Hyperosmolar hyperglycemic state US Medical PG Question 10: A 72-year-old man presents to the emergency department for a change in his behavior. The patient's wife called 911 and he was brought in by emergency medical services. She noticed that he seemed somnolent and not very responsive. The patient has a past medical history of type II diabetes, obesity, osteoarthritis, and migraine headaches. His current medications include naproxen, insulin, atorvastatin, metformin, ibuprofen, omeprazole, and fish oil. His temperature is 99.5°F (37.5°C), blood pressure is 170/115 mmHg, pulse is 80/min, respirations are 19/min, and oxygen saturation is 98% on room air. On physical exam, the patient is somnolent and has a Glasgow Coma Scale of 11. Cardiac and pulmonary exams are notable for bibasilar crackles and a systolic murmur that radiates to the carotids. Neurological exam is deferred due to the patient's condition. Laboratory values are shown below.
Hemoglobin: 12 g/dL
Hematocrit: 36%
Leukocyte count: 9,500 cells/mm^3 with normal differential
Platelet count: 199,000/mm^3
Serum:
Na+: 144 mEq/L
Cl-: 98 mEq/L
K+: 4.0 mEq/L
HCO3-: 16 mEq/L
BUN: 44 mg/dL
Glucose: 202 mg/dL
Creatinine: 2.7 mg/dL
Ca2+: 9.2 mg/dL
AST: 12 U/L
ALT: 22 U/L
The patient is started on IV fluids. Which of the following represents the best next step in management?
- A. Bicarbonate
- B. Potassium
- C. Insulin and potassium (Correct Answer)
- D. Insulin
- E. Discontinue the patient's home medications
Hyperosmolar hyperglycemic state Explanation: ***Insulin and potassium***
- The patient presents with **hyperglycemia** (glucose 202 mg/dL), a **high anion gap metabolic acidosis** (anion gap = 144 - (98 + 16) = 30), and altered mental status, consistent with **diabetic ketoacidosis (DKA)** in a patient with type 2 diabetes.
- **Insulin therapy** is essential to halt ketogenesis, correct hyperglycemia, and reverse metabolic acidosis.
- **Potassium replacement** must be initiated simultaneously when serum K+ is between 3.3-5.2 mEq/L (patient's K+ is 4.0 mEq/L). Insulin drives potassium intracellularly, and without replacement, **life-threatening hypokalemia** can develop rapidly.
- Current **DKA management guidelines** recommend starting both insulin and potassium together when potassium is in the normal range to prevent cardiac arrhythmias from hypokalemia.
*Insulin*
- While insulin is critical for DKA management, giving insulin **without potassium replacement** when K+ is normal risks precipitating **severe hypokalemia** as insulin shifts potassium into cells.
- Hypokalemia can lead to cardiac arrhythmias, muscle weakness, and respiratory failure.
- Modern protocols emphasize **concurrent potassium administration** with insulin therapy.
*Bicarbonate*
- Bicarbonate therapy is **not routinely recommended** in DKA management and is reserved only for severe acidosis with pH <6.9 to prevent cardiovascular collapse.
- The patient's acidosis (HCO3- 16 mEq/L) will correct with insulin therapy as ketone production ceases.

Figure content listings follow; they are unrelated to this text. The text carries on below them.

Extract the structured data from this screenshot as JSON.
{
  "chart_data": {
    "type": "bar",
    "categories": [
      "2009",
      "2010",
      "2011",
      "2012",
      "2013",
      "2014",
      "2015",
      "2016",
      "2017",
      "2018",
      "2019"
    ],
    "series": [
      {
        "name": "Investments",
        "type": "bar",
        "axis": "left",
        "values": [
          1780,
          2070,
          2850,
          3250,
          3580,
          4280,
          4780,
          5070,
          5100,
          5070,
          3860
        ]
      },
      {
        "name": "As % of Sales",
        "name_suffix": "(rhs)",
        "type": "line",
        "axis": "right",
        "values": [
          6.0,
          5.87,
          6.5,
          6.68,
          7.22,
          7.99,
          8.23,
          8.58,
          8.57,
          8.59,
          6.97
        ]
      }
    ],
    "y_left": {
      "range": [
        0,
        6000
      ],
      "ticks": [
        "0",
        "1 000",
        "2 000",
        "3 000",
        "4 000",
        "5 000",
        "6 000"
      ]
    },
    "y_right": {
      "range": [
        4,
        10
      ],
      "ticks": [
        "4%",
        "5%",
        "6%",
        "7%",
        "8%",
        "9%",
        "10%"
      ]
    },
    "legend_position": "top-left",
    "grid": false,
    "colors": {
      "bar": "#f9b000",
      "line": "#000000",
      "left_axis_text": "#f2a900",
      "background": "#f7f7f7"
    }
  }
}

- Bicarbonate can cause complications including **cerebral edema, paradoxical CNS acidosis, hypokalemia**, and rebound alkalosis.
*Potassium*
- While potassium replacement is necessary, it must be given **with insulin**, not alone.
- Potassium monotherapy would not address the underlying hyperglycemia and ongoing ketoacidosis.

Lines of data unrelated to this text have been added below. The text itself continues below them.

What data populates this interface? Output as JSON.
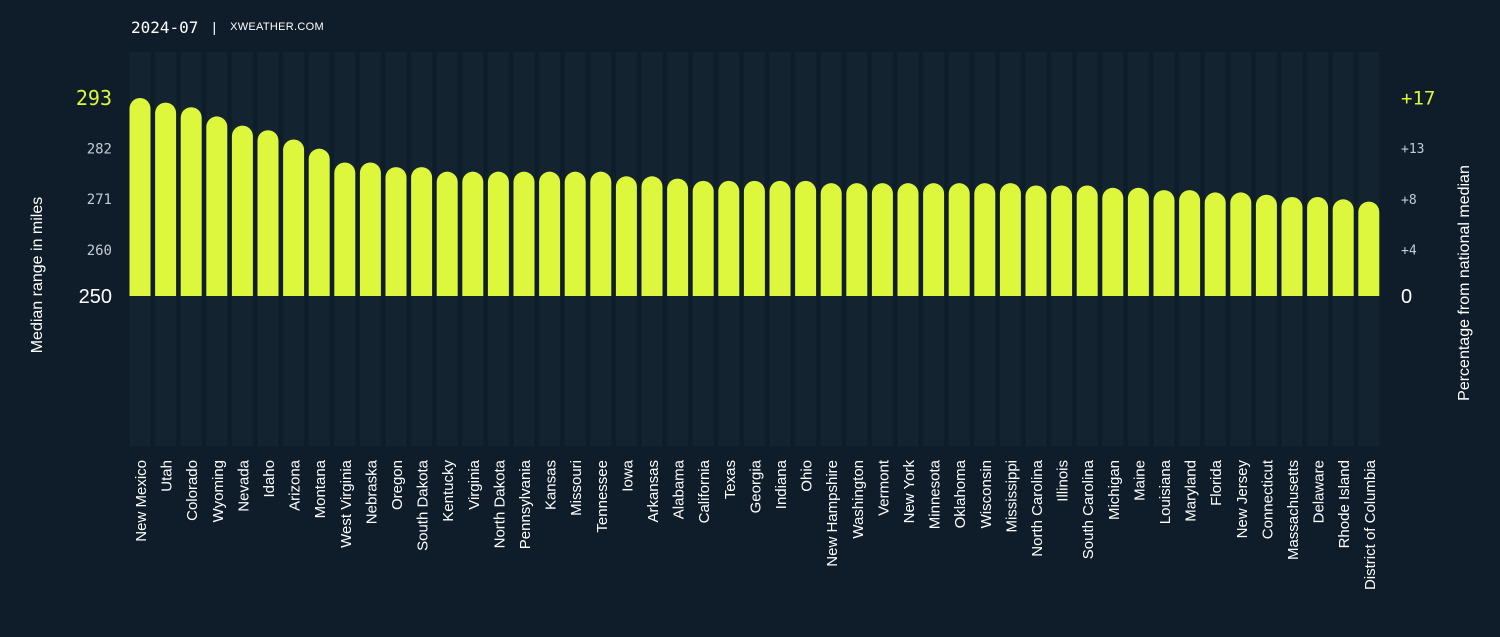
{
  "header": {
    "date": "2024-07",
    "separator": "|",
    "brand": "XWEATHER.COM"
  },
  "colors": {
    "background": "#0f1d2a",
    "bar": "#ddf73d",
    "highlight_tick": "#ddf73d",
    "band": "#132330",
    "text": "#ffffff",
    "tick_text": "#c4cbd2"
  },
  "chart_data": {
    "type": "bar",
    "ylabel": "Median range in miles",
    "y2label": "Percentage from national median",
    "ylim": [
      250,
      293
    ],
    "left_ticks": [
      {
        "value": 293,
        "label": "293",
        "highlight": true
      },
      {
        "value": 282,
        "label": "282",
        "highlight": false
      },
      {
        "value": 271,
        "label": "271",
        "highlight": false
      },
      {
        "value": 260,
        "label": "260",
        "highlight": false
      },
      {
        "value": 250,
        "label": "250",
        "base": true
      }
    ],
    "right_ticks": [
      {
        "value": 293,
        "label": "+17",
        "highlight": true
      },
      {
        "value": 282,
        "label": "+13",
        "highlight": false
      },
      {
        "value": 271,
        "label": "+8",
        "highlight": false
      },
      {
        "value": 260,
        "label": "+4",
        "highlight": false
      },
      {
        "value": 250,
        "label": "0",
        "base": true
      }
    ],
    "categories": [
      "New Mexico",
      "Utah",
      "Colorado",
      "Wyoming",
      "Nevada",
      "Idaho",
      "Arizona",
      "Montana",
      "West Virginia",
      "Nebraska",
      "Oregon",
      "South Dakota",
      "Kentucky",
      "Virginia",
      "North Dakota",
      "Pennsylvania",
      "Kansas",
      "Missouri",
      "Tennessee",
      "Iowa",
      "Arkansas",
      "Alabama",
      "California",
      "Texas",
      "Georgia",
      "Indiana",
      "Ohio",
      "New Hampshire",
      "Washington",
      "Vermont",
      "New York",
      "Minnesota",
      "Oklahoma",
      "Wisconsin",
      "Mississippi",
      "North Carolina",
      "Illinois",
      "South Carolina",
      "Michigan",
      "Maine",
      "Louisiana",
      "Maryland",
      "Florida",
      "New Jersey",
      "Connecticut",
      "Massachusetts",
      "Delaware",
      "Rhode Island",
      "District of Columbia"
    ],
    "values": [
      293,
      292,
      291,
      289,
      287,
      286,
      284,
      282,
      279,
      279,
      278,
      278,
      277,
      277,
      277,
      277,
      277,
      277,
      277,
      276,
      276,
      275.5,
      275,
      275,
      275,
      275,
      275,
      274.5,
      274.5,
      274.5,
      274.5,
      274.5,
      274.5,
      274.5,
      274.5,
      274,
      274,
      274,
      273.5,
      273.5,
      273,
      273,
      272.5,
      272.5,
      272,
      271.5,
      271.5,
      271,
      270.5
    ]
  }
}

- The patient's current potassium is normal (4.0 mEq/L), making isolated potassium therapy unnecessary without insulin.
*Discontinue the patient's home medications*
- The patient is taking multiple **NSAIDs** (naproxen and ibuprofen) that likely contributed to his **acute kidney injury** (Cr 2.7 mg/dL).
- While discontinuing nephrotoxic medications is important, this does not address the **immediate life-threatening metabolic crisis** of DKA.
- The priority is correcting the acidosis and hyperglycemia; medication reconciliation can occur after stabilization.